Until we tackle privilege and start providing avenues to have conversations about it, we will never be able to help men explore alternatives to traditional masculinity and the consequences to themselves and others. The question to begin with, really, is how do we create spaces for white cisgender men to think about all of the messages they have received since birth about being a man, a “real” man, and how those messages have driven their choices to misuse their power whether verbally, physically and sometimes even to the extreme like murder and mass attacks.
At the Institute for Family Services (IFS), we have these conversations and make connections to how this contributes to struggles in their relationships with their partners, with their children, with their physical health, even men’s shortened life expectancy. We carve out a space for men to talk about privilege and accountability, and for their family members to share their hurt and hope for change. These spaces are critical to healing and resilience, both for families and communities where words and bullets alike leave indelible wounds. We have seen the Parkland survivors create these spaces of collective healing on national television.

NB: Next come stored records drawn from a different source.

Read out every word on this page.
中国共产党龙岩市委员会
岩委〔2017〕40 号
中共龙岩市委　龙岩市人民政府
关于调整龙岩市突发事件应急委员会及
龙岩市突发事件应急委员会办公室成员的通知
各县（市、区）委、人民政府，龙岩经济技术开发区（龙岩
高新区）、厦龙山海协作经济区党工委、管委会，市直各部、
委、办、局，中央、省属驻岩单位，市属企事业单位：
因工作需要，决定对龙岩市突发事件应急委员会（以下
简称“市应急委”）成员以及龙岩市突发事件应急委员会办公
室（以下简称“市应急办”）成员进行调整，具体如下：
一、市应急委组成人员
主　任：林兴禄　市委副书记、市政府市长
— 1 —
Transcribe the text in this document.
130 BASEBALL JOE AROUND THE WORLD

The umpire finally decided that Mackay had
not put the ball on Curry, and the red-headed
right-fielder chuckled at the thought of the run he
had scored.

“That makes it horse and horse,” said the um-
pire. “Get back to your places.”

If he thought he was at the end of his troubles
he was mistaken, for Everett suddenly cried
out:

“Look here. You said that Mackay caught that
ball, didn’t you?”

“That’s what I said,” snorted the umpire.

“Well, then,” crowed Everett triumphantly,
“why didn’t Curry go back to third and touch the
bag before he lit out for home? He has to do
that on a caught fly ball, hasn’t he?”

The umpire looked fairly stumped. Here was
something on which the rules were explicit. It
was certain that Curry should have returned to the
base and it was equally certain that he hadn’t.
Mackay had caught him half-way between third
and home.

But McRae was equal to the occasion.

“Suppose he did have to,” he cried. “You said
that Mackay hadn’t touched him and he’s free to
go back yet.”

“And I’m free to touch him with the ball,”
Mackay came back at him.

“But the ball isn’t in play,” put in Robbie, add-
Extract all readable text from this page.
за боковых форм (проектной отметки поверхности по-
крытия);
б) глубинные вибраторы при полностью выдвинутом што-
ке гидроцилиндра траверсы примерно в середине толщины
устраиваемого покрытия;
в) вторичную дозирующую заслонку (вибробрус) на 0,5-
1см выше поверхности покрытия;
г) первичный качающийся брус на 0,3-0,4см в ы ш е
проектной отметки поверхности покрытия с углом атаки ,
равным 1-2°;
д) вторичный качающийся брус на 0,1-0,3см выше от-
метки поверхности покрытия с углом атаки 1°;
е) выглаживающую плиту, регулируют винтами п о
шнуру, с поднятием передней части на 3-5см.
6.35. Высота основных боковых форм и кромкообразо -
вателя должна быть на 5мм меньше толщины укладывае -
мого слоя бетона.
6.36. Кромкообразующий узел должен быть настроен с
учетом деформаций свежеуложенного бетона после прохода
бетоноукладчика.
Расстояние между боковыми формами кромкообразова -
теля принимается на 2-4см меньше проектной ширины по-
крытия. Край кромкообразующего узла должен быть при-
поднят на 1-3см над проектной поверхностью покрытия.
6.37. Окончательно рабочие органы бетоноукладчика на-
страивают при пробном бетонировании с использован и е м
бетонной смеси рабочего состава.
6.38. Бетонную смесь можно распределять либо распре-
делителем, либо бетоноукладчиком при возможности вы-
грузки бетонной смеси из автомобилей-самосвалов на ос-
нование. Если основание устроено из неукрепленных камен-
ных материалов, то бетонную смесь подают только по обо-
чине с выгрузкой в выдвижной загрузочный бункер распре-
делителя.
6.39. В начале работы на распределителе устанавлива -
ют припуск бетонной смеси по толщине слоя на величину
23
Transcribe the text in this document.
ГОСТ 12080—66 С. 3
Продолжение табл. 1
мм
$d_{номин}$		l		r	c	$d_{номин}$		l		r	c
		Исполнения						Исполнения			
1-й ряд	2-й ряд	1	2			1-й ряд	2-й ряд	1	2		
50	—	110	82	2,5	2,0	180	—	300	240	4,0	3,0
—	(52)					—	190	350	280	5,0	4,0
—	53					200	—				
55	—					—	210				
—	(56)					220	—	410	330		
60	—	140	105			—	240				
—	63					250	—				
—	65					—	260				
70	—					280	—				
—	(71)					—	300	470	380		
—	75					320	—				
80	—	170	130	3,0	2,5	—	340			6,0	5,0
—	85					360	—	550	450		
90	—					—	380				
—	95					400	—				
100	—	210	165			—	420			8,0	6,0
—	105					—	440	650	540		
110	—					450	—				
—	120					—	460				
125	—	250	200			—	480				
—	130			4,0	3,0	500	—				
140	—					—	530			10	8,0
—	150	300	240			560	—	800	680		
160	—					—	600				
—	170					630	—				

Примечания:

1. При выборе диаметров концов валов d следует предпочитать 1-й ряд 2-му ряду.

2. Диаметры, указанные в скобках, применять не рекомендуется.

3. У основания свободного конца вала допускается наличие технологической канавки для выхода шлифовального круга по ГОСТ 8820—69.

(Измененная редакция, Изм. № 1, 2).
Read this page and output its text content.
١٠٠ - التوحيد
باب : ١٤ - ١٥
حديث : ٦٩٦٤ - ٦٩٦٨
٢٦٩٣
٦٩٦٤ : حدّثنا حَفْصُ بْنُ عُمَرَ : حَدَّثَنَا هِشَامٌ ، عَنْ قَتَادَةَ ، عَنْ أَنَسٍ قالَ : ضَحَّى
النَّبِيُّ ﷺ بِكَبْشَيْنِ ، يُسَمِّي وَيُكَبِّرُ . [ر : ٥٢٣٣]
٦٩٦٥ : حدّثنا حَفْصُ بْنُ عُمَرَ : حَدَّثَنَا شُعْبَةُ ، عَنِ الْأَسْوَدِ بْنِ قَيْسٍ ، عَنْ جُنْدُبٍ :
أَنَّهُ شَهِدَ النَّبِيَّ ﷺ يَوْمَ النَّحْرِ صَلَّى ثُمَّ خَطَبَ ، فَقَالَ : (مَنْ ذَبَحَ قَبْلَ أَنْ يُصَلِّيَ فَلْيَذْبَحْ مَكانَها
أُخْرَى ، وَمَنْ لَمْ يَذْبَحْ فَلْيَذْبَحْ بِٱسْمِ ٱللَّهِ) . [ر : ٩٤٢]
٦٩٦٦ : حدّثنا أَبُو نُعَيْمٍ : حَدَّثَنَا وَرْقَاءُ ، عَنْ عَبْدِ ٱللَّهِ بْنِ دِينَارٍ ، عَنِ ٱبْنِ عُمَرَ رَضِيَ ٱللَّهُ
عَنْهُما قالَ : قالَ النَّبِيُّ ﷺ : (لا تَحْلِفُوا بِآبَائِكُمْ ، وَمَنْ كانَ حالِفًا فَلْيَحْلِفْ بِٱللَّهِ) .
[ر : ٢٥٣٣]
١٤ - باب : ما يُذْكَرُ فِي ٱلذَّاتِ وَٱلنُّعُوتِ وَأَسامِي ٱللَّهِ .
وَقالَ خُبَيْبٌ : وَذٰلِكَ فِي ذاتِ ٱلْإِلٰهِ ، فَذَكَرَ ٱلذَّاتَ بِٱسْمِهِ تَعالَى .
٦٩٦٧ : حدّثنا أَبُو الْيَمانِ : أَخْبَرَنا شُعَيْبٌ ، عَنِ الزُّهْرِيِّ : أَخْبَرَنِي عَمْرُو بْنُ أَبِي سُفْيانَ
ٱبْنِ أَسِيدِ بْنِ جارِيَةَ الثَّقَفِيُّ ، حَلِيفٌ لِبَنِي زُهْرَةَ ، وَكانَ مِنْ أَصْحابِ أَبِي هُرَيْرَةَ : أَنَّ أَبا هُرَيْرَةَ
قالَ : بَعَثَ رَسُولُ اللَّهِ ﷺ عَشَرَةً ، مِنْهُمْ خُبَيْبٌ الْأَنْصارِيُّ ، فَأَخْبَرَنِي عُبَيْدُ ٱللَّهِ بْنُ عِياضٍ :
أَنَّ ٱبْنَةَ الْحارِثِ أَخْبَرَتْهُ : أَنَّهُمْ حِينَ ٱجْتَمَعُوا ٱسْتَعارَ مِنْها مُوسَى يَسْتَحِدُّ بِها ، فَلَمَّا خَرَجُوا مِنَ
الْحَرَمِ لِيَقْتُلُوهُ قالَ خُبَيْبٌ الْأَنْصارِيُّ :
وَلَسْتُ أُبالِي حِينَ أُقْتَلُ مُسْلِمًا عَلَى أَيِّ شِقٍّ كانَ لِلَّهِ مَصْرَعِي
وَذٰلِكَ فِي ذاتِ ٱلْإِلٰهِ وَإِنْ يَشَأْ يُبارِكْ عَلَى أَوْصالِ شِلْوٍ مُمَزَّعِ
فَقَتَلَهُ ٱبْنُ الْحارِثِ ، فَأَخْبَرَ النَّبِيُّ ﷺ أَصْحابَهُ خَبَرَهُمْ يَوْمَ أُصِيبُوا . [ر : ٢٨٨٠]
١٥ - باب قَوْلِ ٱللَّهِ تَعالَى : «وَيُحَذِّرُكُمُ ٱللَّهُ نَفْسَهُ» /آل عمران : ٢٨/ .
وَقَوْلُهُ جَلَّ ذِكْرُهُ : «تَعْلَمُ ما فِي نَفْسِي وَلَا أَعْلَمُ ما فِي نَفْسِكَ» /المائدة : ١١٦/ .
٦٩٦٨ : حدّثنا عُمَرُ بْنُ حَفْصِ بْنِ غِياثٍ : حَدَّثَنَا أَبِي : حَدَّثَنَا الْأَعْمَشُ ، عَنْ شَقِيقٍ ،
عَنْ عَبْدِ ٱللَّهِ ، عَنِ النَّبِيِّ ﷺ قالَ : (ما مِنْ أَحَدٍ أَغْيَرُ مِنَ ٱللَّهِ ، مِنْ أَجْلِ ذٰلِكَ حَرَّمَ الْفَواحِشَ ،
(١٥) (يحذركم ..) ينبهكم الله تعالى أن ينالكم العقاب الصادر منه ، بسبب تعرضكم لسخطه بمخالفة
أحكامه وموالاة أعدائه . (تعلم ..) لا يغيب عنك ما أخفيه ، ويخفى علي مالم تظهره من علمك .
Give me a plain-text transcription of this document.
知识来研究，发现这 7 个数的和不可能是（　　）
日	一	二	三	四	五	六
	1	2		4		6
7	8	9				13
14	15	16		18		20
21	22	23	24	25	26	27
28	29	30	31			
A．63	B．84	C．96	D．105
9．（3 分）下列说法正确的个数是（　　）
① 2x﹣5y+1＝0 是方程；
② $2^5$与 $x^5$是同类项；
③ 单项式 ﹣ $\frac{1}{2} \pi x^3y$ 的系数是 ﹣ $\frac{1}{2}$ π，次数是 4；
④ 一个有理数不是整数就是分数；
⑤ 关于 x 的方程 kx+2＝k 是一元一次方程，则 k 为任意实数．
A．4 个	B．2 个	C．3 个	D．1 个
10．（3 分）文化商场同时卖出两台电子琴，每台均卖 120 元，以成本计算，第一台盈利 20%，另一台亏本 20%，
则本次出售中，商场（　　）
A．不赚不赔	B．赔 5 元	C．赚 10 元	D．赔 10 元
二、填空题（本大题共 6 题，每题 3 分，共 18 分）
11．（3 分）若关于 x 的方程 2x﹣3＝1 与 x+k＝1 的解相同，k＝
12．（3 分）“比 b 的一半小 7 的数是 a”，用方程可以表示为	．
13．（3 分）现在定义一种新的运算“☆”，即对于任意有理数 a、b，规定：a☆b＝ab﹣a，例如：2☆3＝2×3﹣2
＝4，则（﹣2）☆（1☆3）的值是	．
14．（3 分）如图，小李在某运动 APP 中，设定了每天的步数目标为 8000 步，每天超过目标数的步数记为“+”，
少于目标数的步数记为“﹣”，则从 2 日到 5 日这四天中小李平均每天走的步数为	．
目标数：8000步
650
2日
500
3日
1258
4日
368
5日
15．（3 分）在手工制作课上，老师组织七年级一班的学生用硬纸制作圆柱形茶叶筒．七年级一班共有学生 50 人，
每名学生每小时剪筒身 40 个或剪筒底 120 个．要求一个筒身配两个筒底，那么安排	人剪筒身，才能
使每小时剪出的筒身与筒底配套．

IFS creates this space for families so that boys and men can learn different definitions of masculinity and ways of being that create healthier relationships and communities.
 For example, Brock Turner, a young white boy, was described as an all-American swimmer, having a once-promising future instead of as a rapist in the media, whereas Trayvon Martin, a young black boy murdered by George Zimmerman for walking down the street, was portrayed as a thug in a hoodie with a history of possession. Bitchmedia and CNN are two examples, but there are plenty to google from.